With the exception of some brief passages in John Lydon's 'Rotten: No Irish…' Wobble is the first PiL founder member to write an autobiography. And this is arguably the first real insight into the internal working (and struggles) of PiL; and the breakdown of the original line-up. No one comes off lightly, but its far from being all doom and gloom. He is not bitter about his time in PiL, and as he regularly says, it was PiL and John Lydon that got him where he is today. He has respect for PiL's legacy and is still passionate about them. This mixture of honesty and passion are what makes the book so readable.

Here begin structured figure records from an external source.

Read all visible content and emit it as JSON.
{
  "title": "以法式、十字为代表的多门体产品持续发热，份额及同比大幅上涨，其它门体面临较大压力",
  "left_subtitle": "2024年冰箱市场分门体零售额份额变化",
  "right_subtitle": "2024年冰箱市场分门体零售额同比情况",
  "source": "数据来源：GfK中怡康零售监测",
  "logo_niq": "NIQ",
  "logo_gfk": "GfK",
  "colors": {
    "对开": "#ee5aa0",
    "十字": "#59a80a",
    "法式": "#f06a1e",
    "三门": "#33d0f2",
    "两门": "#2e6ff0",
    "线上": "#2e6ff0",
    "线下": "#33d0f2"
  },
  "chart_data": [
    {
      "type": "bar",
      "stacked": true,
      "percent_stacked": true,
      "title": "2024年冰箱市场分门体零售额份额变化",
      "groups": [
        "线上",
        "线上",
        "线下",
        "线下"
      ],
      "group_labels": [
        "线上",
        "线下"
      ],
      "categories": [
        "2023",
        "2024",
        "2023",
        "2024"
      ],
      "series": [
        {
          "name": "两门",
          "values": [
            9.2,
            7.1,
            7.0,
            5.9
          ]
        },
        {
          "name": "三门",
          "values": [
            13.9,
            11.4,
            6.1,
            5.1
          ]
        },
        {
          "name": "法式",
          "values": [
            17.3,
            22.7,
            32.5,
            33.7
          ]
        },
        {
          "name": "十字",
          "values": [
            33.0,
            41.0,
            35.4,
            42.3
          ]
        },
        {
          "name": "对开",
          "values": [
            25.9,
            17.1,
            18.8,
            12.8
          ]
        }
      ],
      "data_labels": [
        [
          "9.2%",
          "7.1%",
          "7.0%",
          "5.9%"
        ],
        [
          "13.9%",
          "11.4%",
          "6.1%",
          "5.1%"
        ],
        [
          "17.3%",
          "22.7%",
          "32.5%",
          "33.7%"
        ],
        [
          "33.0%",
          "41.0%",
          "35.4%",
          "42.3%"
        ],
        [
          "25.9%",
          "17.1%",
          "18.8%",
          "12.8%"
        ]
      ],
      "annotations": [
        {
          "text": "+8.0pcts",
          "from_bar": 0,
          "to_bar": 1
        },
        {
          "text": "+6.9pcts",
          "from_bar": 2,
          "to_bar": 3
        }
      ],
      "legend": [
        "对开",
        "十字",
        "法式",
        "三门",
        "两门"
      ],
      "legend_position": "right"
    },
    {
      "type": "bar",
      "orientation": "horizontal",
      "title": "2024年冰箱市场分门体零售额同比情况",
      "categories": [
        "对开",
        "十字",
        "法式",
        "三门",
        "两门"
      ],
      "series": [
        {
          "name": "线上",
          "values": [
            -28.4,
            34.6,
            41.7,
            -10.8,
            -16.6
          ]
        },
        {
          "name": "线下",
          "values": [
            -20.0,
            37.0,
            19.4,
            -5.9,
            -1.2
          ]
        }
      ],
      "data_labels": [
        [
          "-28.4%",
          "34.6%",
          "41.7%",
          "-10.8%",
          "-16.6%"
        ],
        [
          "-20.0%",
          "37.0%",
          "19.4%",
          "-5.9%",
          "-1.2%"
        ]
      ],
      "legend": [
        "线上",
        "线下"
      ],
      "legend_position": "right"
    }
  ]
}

While reading the book I was digging out many of Wobble's records – some of which I hadn't listened to for years – 'Full Circle', 'Heaven and Earth' and (one of my personal faves) 'Without Judgement' were all dusted down. Because when all is said and done it is his music that really matters. However, Memoirs of a Geezer helps tie it all together and joins many dots. Here's to the next 30 years.
Wobble first mentioned he was thinking of writing a book when we interviewed him in the old F&F fanzine back in 1999, but its only been the last couple of years that he was solidly working on it. You can tell he's slaved over it. Every word is there for a reason. To end on a cliche,"Two sides to every story" is the underlying theme of the book. That, and don't consider drinking snake wine while in charge of a AK-47.